Biodiesel Production by Enzymatic Process Using Jatropha Oil and Waste Soybean Oil
Ja Hyun Lee,Sung Bong Kim,Hah Young Yoo,Young Joon Suh,Gyung Bo Kang,Woo In Jang,Jongwon Kang,박철환,김승욱 한국생물공학회 2013 Biotechnology and Bioprocess Engineering Vol.18 No.4
In this study, non-edible Jatropha oil and postcooking waste soybean oil were utilized for enzymatic biodiesel production. The process was optimized by using a statistical method. In addition, a novel continuous process using co-immobilized Rhizopus oryzae and Candida rugosa lipases was developed. The optimum conditions for the batch process were determined to be a reaction temperature of 45oC, an agitation speed of 250 rpm, 10 wt% of water,and 20% of immobilized lipases.

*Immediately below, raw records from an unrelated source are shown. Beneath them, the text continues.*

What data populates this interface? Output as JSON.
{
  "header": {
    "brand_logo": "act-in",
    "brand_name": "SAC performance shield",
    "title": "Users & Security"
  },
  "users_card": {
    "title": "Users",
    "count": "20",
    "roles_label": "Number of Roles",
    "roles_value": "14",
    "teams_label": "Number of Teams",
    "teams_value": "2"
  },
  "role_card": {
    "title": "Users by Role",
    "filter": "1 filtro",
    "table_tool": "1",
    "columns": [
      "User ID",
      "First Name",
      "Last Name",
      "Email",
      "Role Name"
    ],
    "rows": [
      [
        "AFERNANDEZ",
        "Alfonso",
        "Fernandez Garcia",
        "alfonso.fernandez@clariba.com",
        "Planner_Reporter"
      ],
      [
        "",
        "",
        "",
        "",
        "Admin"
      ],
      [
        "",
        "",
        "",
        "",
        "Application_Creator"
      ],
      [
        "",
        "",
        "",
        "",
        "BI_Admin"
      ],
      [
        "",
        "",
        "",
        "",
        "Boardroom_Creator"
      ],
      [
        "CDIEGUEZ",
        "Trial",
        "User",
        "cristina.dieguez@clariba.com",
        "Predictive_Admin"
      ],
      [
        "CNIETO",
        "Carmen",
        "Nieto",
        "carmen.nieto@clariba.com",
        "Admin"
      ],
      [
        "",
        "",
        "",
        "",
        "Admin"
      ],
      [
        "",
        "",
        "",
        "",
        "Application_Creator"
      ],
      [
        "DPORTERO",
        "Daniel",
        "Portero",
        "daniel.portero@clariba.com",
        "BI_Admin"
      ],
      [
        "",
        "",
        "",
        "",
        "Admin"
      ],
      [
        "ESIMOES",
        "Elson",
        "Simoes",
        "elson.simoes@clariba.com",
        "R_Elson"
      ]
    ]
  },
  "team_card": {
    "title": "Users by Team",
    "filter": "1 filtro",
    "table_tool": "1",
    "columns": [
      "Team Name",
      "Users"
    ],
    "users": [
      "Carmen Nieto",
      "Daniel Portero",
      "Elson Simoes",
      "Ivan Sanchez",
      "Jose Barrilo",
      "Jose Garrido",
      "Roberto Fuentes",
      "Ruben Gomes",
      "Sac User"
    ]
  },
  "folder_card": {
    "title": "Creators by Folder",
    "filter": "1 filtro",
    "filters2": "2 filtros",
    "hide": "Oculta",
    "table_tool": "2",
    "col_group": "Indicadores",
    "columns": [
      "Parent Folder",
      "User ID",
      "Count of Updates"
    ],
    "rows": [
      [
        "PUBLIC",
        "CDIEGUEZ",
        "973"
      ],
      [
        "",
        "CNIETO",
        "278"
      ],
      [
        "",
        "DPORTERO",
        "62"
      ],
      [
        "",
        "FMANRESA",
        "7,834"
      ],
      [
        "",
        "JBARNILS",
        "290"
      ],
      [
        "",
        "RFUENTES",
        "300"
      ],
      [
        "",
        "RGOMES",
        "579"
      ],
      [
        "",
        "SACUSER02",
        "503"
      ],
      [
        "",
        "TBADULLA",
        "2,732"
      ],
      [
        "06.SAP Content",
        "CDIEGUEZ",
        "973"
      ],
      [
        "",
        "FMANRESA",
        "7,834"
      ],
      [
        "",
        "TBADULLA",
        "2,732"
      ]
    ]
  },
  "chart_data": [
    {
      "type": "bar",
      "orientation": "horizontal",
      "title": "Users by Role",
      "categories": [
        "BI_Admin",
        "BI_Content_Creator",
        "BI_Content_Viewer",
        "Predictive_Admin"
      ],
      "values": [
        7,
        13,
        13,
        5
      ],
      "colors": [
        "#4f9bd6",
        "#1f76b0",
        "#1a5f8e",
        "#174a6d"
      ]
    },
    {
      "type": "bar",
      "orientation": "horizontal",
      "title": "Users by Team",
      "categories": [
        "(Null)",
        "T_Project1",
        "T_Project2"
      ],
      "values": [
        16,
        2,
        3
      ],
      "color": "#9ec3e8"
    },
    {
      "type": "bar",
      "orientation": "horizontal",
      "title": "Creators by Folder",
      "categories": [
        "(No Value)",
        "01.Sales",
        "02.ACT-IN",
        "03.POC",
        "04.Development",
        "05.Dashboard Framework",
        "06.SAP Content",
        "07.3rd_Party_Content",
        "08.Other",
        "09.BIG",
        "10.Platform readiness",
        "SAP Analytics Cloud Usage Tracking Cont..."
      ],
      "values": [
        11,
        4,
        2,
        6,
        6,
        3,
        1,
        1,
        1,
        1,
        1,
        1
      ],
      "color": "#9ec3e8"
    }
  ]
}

A conversion of about 98% at 4 h could be achieved for biodiesel production using Jatropha oil, while a conversion of about 97% at 4 h was achieved from waste soybean oil. A packed bed reactor charged with co-immobilized lipases was employed for continuous biodiesel production from Jatropha and waste soybean oil. The reactor consisted of a jacketed glass column (ID 25 mm × 130 mm), in which a temperature of 45oC was maintained by water circulation. A maximum conversion of about 80% in 24 h at a flow rate of 0.8 mL/min was achieved with the continuous process, whereas in the two-stage continuous process, a conversion of about 90% in 72 h was attained at a flow rate of 0.1 mL/min.